Nous sommes cependant d'accord avec Mme Moykens pour dire que les tabous doivent tomber, comme par exemple celui selon lequel ce que la Flandre fait elle-même, elle le ferait mieux, simplement parce que cela ferait partie d'une identité et d'un type de pensée flamands uniformes et uniques au monde. Ou comme l'a priori selon lequel ce serait pour des raisons culturelles que les politiciens wallons ont parfois une vision différente,  en oubliant au passage qu'il existe plus d'un parti en Flandre. Ou encore l'idée que le peuple flamand pense fondamentalement différemment du peuple francophone, qui a été mise à mal par le consortium RepResent quelques semaines seulement après les élections de mai 2019.

Une alternative est nécessaire: une structure faîtière fédérale qui facilite la coopération entre les différentes composantes de ce pays au lieu de la saboter. Et ceci, au profit de soins de santé de qualité et fortement financés, pour tous les Belges.

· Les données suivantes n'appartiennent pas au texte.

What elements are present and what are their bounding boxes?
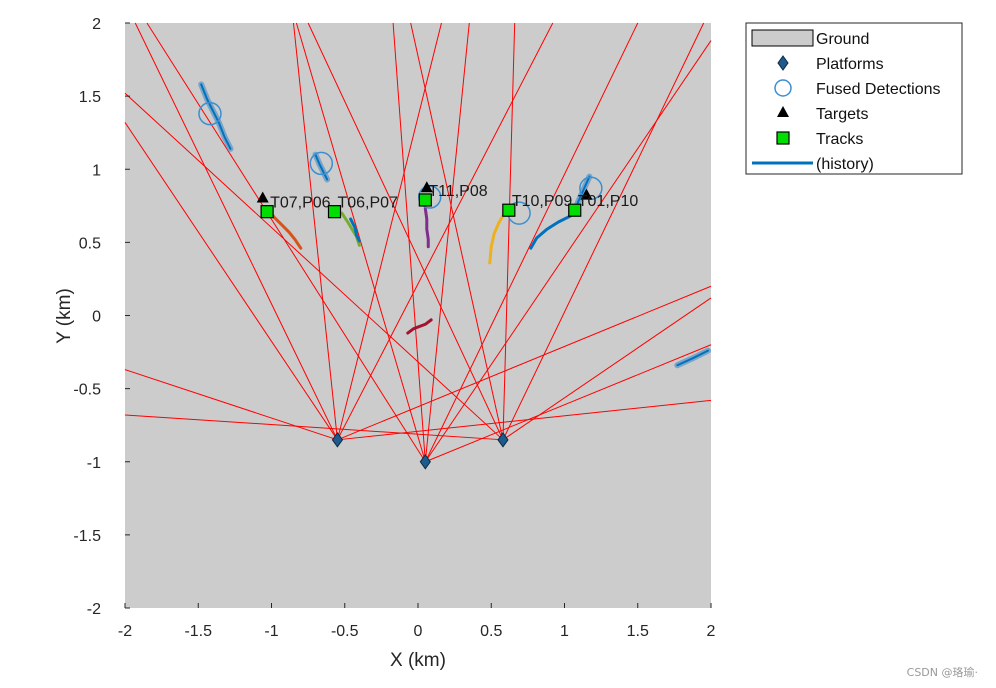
fused-detection-marker bbox=[198, 101, 222, 126]
sensor-ray bbox=[124, 122, 338, 441]
platforms-group bbox=[331, 431, 509, 470]
target-marker bbox=[256, 191, 269, 203]
fused-detection-marker bbox=[417, 185, 442, 209]
platform-marker bbox=[331, 431, 344, 448]
platform-marker bbox=[497, 431, 509, 448]
x-tick-label: 1.5 bbox=[627, 623, 649, 640]
sensor-rays-group bbox=[124, 22, 712, 463]
fused-detection-marker bbox=[309, 151, 334, 176]
track-marker bbox=[502, 203, 516, 217]
detection-cluster-core bbox=[576, 175, 591, 204]
track-label: T10,P09 bbox=[512, 193, 573, 210]
track-marker bbox=[260, 205, 274, 219]
sensor-ray bbox=[337, 285, 712, 441]
sensor-ray bbox=[292, 22, 338, 440]
sensor-ray bbox=[295, 22, 426, 462]
y-tick-label: -2 bbox=[87, 601, 101, 618]
sensor-ray bbox=[134, 22, 338, 441]
platform-marker bbox=[419, 453, 431, 470]
track-label: T01,P10 bbox=[578, 193, 639, 210]
sensor-ray bbox=[336, 22, 442, 440]
x-tick-label: -1 bbox=[264, 623, 278, 640]
track-label: T07,P06 bbox=[270, 195, 331, 212]
x-tick-label: 0 bbox=[414, 623, 423, 640]
sensor-ray bbox=[124, 369, 338, 441]
sensor-ray bbox=[502, 297, 712, 441]
legend-entry: Tracks bbox=[816, 131, 863, 148]
target-marker bbox=[580, 188, 593, 200]
y-tick-label: -1.5 bbox=[73, 528, 101, 545]
x-tick-label: 1 bbox=[560, 623, 569, 640]
y-tick-label: -0.5 bbox=[73, 382, 101, 399]
sensor-ray bbox=[124, 92, 504, 441]
x-tick-label: -0.5 bbox=[331, 623, 359, 640]
sensor-ray bbox=[392, 22, 426, 462]
track-marker bbox=[327, 205, 342, 219]
sensor-ray bbox=[307, 22, 504, 441]
y-axis-label: Y (km) bbox=[54, 288, 75, 344]
sensor-ray bbox=[146, 22, 426, 463]
track-marker bbox=[418, 193, 432, 207]
legend-box bbox=[745, 22, 963, 175]
x-tick-label: -1.5 bbox=[184, 623, 212, 640]
track-label: T06,P07 bbox=[337, 195, 398, 212]
x-tick-label: -2 bbox=[118, 623, 132, 640]
legend-entry: (history) bbox=[816, 156, 874, 173]
history-track bbox=[349, 217, 361, 243]
sensor-ray bbox=[336, 22, 554, 441]
history-tracks-group bbox=[198, 81, 712, 369]
legend-entry: Targets bbox=[816, 106, 868, 123]
sensor-ray bbox=[502, 22, 705, 441]
y-tick-label: 0 bbox=[92, 309, 101, 326]
y-tick-label: -1 bbox=[87, 455, 101, 472]
legend-entry: Fused Detections bbox=[816, 81, 941, 98]
y-tick-label: 0.5 bbox=[79, 235, 101, 252]
legend-entry: Ground bbox=[816, 31, 869, 48]
detection-cluster-core bbox=[200, 83, 232, 150]
legend-marker bbox=[777, 55, 789, 71]
history-track bbox=[488, 211, 506, 265]
detection-cluster-core bbox=[314, 153, 329, 181]
history-track bbox=[423, 207, 430, 249]
sensor-ray bbox=[424, 22, 639, 462]
legend: Ground Platforms Fused Detections Targets Tr… bbox=[745, 22, 963, 175]
legend-marker bbox=[777, 106, 789, 117]
y-tick-label: 1 bbox=[92, 162, 101, 179]
watermark-text: CSDN @珞瑜· bbox=[906, 666, 978, 679]
tracks-group: T07,P06 T06,P07 T11,P08 T10,P09 T01,P10 bbox=[260, 183, 639, 219]
sensor-ray bbox=[424, 22, 470, 462]
sensor-ray bbox=[502, 22, 516, 440]
detection-cluster-core bbox=[676, 349, 710, 367]
track-marker bbox=[568, 203, 582, 217]
x-axis-label: X (km) bbox=[390, 650, 446, 671]
targets-group bbox=[256, 181, 593, 203]
x-tick-label: 2 bbox=[707, 623, 716, 640]
axes-group: -2 -1.5 -1 -0.5 0 0.5 1 1.5 2 -2 -1.5 -1 -0.5 0 0.5 1 1.… bbox=[73, 16, 715, 640]
y-tick-label: 2 bbox=[92, 16, 101, 33]
y-tick-label: 1.5 bbox=[79, 89, 101, 106]
x-tick-label: 0.5 bbox=[480, 623, 502, 640]
history-track bbox=[406, 318, 433, 335]
sensor-ray bbox=[410, 22, 504, 440]
legend-entry: Platforms bbox=[816, 56, 884, 73]
track-label: T11,P08 bbox=[428, 183, 487, 200]
target-marker bbox=[420, 181, 433, 193]
sensor-ray bbox=[424, 40, 712, 463]
sensor-ray bbox=[425, 344, 712, 463]
legend-marker bbox=[751, 29, 814, 47]
sensor-ray bbox=[124, 414, 504, 441]
history-track bbox=[529, 214, 572, 250]
legend-marker bbox=[776, 131, 790, 145]
ground-area bbox=[125, 23, 711, 608]
legend-marker bbox=[774, 79, 792, 97]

L'instauration d'une circonscription fédérale (qui permettrait à chaque candidat d'obtenir les voix de tous les Belges aux élections fédérales) est une condition nécessaire pour cela.

Le caractère bancal de l'alternative proposée (comme un comité interfédéral, par exemple) a été clairement illustré par Mme Moykens elle-même. Nous citons : "Cela peut fonctionner, à condition que les gens veuillent coopérer." Et en effet, cette volonté n'est pas malheureusement pas garantie dans notre structure étatique actuelle, et le sera encore moins après une scission complète des soins de santé.